Theoretically, the platform enterprise can also ask for input invoices from the seller or service provider in a timely manner after the full invoice is issued, but since the seller or service provider is often an individual or a self-employed person, it is more cumbersome to go through the entrusted invoicing procedure. And in a specific project, the service provider is often written off after the end of a project, and does not declare tax, the platform enterprise as the recipient of the invoice is easily implicated, the invoice is also difficult to change the opening of the replacement, and the ultimate loss is also borne by the platform enterprise. Therefore, it is recommended that platform enterprises do not issue invoices in their own names to avoid the transmission of tax risks.
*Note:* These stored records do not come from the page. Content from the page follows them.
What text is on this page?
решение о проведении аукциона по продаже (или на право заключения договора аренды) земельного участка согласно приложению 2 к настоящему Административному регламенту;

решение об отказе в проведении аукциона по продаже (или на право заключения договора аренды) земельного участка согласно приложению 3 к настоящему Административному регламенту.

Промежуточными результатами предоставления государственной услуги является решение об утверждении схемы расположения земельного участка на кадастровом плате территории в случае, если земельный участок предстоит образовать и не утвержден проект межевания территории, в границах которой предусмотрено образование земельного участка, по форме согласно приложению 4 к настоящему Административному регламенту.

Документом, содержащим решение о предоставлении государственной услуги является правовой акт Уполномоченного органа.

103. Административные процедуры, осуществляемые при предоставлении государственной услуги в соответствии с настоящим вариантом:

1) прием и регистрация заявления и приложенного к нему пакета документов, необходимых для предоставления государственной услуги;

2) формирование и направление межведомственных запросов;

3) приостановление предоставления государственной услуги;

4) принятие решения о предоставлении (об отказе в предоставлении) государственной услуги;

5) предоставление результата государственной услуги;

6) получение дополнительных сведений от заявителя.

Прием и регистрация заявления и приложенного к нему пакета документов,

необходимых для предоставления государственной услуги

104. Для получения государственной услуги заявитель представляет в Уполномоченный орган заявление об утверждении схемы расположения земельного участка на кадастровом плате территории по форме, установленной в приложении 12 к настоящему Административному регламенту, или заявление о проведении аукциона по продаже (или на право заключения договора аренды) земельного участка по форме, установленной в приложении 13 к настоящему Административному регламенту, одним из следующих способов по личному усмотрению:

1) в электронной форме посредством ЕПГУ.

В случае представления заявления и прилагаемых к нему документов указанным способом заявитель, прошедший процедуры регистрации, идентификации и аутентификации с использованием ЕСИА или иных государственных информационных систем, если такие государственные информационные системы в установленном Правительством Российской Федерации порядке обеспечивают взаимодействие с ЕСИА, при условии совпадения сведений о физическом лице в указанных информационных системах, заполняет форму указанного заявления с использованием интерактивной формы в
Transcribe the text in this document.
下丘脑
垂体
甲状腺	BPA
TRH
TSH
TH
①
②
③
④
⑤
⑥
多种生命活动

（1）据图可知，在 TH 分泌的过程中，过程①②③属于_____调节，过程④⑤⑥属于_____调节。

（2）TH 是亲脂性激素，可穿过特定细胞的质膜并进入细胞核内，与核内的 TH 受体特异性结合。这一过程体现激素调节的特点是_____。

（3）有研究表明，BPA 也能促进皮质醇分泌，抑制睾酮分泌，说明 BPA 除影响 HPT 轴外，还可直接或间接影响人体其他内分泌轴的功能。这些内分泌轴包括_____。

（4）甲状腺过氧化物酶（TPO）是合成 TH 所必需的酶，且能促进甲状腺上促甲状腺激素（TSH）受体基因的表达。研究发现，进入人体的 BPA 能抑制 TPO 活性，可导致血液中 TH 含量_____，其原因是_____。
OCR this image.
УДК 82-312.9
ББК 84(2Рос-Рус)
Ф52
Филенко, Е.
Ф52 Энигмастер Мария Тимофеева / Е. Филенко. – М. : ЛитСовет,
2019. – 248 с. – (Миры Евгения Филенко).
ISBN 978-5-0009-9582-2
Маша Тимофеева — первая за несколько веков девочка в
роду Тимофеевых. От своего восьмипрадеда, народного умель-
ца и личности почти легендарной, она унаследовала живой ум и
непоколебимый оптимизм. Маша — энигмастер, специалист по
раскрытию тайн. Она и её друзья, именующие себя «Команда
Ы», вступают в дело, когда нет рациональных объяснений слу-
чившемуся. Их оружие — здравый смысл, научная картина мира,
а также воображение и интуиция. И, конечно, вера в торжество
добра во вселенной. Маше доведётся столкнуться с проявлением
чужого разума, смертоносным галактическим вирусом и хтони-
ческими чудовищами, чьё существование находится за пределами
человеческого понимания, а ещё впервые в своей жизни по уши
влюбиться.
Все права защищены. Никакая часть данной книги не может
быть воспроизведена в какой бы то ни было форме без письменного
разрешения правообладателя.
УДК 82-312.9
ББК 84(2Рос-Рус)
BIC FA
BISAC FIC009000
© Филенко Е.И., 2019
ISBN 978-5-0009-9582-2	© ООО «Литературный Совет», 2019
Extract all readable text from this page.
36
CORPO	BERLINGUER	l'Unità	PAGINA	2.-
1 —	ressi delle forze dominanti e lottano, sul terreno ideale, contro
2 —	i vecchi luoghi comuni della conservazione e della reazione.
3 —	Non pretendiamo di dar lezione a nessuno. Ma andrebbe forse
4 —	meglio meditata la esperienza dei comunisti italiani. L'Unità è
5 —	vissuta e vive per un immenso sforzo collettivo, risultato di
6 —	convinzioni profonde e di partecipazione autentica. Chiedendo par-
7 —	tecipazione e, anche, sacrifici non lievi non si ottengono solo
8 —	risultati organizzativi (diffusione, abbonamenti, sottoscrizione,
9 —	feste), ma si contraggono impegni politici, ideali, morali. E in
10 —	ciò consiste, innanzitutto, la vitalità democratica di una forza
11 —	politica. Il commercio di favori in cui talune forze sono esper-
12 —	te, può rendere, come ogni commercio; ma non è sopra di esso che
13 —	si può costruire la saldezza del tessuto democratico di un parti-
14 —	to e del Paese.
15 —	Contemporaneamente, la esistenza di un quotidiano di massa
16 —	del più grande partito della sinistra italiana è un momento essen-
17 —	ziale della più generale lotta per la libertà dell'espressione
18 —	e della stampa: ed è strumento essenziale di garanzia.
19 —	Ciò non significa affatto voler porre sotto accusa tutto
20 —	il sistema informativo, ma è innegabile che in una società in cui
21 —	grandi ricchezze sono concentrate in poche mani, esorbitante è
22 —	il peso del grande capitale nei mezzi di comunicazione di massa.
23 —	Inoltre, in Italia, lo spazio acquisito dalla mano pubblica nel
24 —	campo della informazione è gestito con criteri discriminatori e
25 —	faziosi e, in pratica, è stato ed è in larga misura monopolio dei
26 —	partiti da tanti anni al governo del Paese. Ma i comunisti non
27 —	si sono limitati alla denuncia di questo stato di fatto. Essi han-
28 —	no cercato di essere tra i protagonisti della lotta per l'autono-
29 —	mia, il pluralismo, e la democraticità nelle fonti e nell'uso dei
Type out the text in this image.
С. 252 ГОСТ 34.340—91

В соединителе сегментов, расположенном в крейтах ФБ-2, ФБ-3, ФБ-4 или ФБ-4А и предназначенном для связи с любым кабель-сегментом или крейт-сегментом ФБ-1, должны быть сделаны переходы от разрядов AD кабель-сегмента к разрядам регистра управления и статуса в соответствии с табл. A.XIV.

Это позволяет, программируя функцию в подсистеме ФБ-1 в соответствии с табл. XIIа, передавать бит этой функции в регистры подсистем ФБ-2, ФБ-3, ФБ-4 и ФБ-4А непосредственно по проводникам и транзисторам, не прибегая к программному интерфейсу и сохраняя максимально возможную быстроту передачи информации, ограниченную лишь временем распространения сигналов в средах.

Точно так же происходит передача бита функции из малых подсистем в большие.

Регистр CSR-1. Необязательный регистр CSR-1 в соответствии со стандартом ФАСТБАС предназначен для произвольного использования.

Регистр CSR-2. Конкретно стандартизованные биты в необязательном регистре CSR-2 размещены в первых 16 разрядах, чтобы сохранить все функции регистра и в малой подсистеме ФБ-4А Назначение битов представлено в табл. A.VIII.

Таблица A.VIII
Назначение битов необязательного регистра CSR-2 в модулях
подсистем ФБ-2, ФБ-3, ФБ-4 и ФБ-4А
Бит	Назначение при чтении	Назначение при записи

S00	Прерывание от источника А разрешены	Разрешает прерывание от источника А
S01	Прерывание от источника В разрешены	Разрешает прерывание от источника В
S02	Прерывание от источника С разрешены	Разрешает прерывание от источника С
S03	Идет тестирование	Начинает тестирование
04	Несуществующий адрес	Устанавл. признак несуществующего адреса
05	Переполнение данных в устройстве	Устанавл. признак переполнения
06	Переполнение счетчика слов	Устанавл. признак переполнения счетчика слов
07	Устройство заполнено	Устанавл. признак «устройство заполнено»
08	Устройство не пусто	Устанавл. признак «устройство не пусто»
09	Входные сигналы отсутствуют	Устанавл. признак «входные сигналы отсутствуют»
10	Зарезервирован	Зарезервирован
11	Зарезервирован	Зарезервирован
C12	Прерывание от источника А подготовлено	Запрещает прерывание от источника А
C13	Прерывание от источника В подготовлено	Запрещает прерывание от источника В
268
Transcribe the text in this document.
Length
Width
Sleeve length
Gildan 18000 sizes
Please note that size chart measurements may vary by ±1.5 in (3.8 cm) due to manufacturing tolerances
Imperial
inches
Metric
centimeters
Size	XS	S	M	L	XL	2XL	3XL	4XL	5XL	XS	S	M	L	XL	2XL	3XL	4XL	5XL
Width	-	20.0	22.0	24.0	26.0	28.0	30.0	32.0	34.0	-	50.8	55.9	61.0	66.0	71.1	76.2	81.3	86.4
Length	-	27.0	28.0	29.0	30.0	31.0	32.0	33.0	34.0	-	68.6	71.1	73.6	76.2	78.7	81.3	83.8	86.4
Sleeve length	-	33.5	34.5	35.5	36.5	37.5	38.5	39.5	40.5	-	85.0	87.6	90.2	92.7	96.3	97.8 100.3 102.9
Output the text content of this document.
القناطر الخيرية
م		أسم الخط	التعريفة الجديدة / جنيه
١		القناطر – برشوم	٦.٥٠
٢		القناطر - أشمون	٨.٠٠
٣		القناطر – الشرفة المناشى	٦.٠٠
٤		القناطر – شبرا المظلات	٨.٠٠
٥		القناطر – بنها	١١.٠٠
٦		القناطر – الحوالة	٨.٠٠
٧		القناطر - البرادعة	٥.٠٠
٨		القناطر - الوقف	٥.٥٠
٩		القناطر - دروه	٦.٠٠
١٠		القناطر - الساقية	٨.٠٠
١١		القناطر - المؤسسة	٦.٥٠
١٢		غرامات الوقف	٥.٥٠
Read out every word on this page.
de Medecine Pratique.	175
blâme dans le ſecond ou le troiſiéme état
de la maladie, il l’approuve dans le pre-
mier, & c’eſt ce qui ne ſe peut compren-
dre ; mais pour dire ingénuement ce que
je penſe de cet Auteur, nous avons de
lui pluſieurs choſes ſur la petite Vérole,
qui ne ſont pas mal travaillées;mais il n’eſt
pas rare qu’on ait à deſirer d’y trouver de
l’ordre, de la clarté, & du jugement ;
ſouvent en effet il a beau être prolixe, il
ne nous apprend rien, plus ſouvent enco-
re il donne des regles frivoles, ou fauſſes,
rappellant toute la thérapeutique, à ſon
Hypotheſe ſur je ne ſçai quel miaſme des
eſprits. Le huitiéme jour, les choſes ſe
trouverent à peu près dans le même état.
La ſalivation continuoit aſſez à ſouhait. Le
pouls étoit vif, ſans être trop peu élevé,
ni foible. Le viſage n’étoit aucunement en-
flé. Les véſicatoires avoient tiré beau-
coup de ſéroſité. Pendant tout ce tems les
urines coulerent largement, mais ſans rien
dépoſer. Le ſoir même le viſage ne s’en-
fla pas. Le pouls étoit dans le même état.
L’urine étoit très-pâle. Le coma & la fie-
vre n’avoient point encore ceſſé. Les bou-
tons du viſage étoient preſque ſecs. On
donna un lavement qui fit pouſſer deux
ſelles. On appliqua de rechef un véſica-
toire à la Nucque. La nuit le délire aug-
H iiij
(Ⅱ) Not directly deducting management fees from the fees collected on behalf of others
Article 5 of Cai Shui Zi [1994] No. 26, in addition to the provisions of the invoice, also considers whether to advance funds, and the way to settle the payment. Platform enterprises generally do not advance funds, but under the split-account model, the management fee is often deducted from the amount collected and then settled to the seller, which is different from the requirement of settling the payment according to the actual amount collected and separately charging a handling fee as stipulated in Article 5 of Cai Shui Zi [1994] No. 26. Although Cai Shui [2016] No. 36 only regulates bills, in order to prevent risks from arising, it is recommended that platform enterprises in a position to do so do not adopt the split-account model, but settle the payment for goods with the commissioning party on the basis of the actual amount of sales and value-added tax collected and separately charge a handling fee.
(Ⅲ) The contract specifies that the funds are collected and paid on behalf of the platform enterprise
In order to realize the collection and payment relationship between the platform enterprise and the real service provider and seller, in addition to the funds, it is better to have written documents. The platform enterprise can explicitly agree in the contract that the money collected on behalf of the platform enterprise account is only collection and payment, the platform enterprise is not the main body of the transaction, and the tax obligation is not borne by the platform enterprise.